Moreover, many assessments lack academic rigor in their test items, meaning that their content may not align with the real-world language and literacy demands placed on students in educational settings. As a result, a child’s performance on these tests may not accurately reflect their actual language abilities or struggles in school.
Selecting High-Quality Standardized Assessments
Despite these concerns, some tests demonstrate acceptable psychometric properties. For example, the Test of Integrated Language and Literacy (TILLS) reports sensitivity values ranging from 81% to 97%, depending on age and cut scores. This indicates a much higher level of reliability for identifying students with genuine language and literacy disorders. However, using a single comprehensive standardized test as the sole basis for diagnosing language and literacy disorders is inadequate. A thorough evaluation requires multiple measures to capture the full scope of a student’s difficulties. While comprehensive tests provide a starting point, they often fail to assess in-depth critical areas such as narrative skills, pragmatic language, as well as grade level reading comprehension and written composition. To ensure accurate identification and appropriate intervention, clinicians should incorporate specialized standardized assessments alongside clinical-grade-level narrative reading comprehension and written composition evaluations. Professionals should obtain a more complete and accurate picture of a student’s language and literacy abilities using a multifaceted approach, reducing the risk of misdiagnosis and inadequate support.
The Takeaway for Parents and Professionals
Parents, educators, and clinicians should be aware of the limitations of commonly used language assessments. Choosing a test with weak psychometric properties can result in misdiagnoses, inappropriate interventions, and missed opportunities for the child to receive the support they need.

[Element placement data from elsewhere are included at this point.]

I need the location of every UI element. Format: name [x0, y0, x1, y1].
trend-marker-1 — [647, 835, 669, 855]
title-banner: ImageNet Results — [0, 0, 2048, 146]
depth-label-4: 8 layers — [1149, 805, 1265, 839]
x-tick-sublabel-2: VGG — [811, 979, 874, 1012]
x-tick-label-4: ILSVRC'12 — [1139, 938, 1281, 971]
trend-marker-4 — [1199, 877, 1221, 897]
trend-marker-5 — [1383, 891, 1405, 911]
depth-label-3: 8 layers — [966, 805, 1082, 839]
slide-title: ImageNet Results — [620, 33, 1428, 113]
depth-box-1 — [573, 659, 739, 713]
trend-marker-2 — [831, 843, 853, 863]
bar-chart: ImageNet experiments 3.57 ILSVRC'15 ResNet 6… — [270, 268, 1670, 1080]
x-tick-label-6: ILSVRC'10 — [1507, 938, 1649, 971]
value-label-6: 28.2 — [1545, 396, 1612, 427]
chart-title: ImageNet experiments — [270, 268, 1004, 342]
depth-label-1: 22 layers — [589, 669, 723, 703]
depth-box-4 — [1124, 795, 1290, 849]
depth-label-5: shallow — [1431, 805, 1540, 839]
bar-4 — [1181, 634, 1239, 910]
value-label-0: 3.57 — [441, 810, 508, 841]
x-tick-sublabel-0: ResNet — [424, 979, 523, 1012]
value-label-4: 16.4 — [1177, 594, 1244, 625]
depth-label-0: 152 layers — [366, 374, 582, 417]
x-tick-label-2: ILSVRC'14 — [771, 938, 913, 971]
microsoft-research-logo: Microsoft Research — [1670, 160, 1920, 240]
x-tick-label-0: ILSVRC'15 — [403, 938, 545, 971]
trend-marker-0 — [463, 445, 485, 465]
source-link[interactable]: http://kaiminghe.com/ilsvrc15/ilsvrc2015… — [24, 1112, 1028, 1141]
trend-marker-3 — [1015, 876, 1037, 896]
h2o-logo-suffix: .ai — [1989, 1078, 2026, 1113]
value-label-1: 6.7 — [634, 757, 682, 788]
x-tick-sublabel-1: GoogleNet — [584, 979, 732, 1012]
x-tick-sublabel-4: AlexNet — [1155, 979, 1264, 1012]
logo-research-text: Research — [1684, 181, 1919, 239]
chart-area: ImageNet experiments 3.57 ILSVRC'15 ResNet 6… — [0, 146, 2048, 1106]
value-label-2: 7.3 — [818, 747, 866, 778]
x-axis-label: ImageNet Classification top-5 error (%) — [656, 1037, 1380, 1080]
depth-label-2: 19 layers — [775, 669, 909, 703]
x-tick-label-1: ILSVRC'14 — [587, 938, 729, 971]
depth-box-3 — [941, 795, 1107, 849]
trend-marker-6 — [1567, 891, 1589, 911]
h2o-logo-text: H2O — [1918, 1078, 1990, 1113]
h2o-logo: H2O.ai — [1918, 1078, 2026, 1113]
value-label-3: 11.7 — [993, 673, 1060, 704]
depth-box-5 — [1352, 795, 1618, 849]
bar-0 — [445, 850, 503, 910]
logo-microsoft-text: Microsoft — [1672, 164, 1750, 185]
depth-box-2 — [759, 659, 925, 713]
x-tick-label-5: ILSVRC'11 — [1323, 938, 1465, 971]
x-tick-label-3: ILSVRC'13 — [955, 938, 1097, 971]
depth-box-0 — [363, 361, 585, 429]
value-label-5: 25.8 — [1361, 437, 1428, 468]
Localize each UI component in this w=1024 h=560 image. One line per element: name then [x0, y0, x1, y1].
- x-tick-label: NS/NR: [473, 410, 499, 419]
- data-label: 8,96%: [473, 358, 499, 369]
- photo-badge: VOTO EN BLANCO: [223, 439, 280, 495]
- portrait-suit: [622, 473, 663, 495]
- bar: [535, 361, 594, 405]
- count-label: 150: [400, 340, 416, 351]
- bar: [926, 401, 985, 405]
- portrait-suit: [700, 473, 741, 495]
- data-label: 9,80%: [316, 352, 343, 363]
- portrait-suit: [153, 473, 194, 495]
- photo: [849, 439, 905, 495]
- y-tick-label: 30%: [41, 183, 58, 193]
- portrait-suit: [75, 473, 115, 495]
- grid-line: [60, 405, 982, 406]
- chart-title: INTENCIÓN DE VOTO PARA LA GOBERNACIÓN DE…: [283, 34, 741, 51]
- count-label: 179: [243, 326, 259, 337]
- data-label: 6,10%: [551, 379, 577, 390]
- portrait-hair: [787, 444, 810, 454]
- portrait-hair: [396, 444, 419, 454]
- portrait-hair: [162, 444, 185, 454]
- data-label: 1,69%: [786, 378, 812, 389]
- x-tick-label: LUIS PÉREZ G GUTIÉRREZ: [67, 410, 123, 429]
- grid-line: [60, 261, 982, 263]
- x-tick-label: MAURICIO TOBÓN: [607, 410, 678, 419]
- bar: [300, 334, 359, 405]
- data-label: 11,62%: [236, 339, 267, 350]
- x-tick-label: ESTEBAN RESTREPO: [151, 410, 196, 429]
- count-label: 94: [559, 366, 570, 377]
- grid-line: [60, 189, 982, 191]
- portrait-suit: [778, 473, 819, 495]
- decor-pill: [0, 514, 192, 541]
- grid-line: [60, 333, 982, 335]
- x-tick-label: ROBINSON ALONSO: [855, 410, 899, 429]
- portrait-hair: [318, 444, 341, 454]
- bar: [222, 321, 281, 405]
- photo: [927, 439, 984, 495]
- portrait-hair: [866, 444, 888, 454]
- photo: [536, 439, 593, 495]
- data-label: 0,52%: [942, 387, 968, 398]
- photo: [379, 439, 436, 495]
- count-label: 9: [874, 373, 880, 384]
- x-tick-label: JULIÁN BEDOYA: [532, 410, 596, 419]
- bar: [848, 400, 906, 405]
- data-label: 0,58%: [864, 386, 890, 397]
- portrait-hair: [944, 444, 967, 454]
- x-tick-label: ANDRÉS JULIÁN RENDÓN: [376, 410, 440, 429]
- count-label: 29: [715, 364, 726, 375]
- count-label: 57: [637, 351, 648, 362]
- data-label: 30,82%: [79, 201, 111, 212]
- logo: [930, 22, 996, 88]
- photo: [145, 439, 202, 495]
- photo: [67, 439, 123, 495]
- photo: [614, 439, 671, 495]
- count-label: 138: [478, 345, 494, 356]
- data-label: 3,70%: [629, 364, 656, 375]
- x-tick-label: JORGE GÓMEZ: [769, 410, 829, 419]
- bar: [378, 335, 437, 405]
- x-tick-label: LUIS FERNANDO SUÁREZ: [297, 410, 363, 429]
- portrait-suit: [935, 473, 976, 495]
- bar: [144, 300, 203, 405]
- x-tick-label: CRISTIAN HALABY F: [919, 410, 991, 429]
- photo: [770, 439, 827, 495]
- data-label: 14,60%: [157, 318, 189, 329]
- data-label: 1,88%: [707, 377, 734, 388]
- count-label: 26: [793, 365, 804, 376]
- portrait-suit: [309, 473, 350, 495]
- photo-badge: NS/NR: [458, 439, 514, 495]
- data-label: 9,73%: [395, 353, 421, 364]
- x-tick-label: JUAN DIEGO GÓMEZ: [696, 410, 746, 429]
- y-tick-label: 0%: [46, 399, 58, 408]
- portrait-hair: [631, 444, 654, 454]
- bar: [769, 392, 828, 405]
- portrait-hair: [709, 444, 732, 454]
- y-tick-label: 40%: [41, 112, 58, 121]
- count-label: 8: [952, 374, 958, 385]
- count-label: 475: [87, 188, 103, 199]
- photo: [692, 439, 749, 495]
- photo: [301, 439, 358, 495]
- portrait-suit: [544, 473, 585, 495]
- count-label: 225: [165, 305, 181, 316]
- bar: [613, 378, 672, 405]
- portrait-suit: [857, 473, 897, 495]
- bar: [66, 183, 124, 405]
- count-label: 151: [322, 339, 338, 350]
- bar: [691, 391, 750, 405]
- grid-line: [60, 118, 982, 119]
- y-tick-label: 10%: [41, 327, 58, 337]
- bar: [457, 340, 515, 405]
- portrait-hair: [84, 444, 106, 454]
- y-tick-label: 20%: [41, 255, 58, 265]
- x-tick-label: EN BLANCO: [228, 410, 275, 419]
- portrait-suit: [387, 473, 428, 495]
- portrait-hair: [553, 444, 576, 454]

When selecting an assessment, it is crucial to:
- Examine sensitivity and specificity values (ensure sensitivity is at least 80% and ideally above 90%)
- Investigate the normative sample (avoid tests with contaminated samples)
- Consider the academic validity of test items (ensure they reflect the real-world demands of language and literacy)
- Supplement with additional measures of storytelling, pragmatics, reading, and writing (reflect the real-world demands of language and literacy)
By making informed decisions about assessment tools, professionals can provide more accurate diagnoses and support students in achieving their full potential.
References:
- Dollaghan, C. (2007). The handbook for evidence-based practice in communication disorders. Baltimore, MD: Paul H.
Brooks Publishing Co. - LEADERS Project (2014). Test Review: Clinical Evaluation of Language Fundamentals—5th Edn (CELF-5).
- Michigan Kent County ISD Speech and Language Eligibility Guidelines. Test Comparisons Chart (Appendix 2H)
- Vance, R., & Plante, E. (1994). Selection of preschool language tests: A data-based approach. Language, Speech, and
Hearing Services in Schools, 25, 15-24.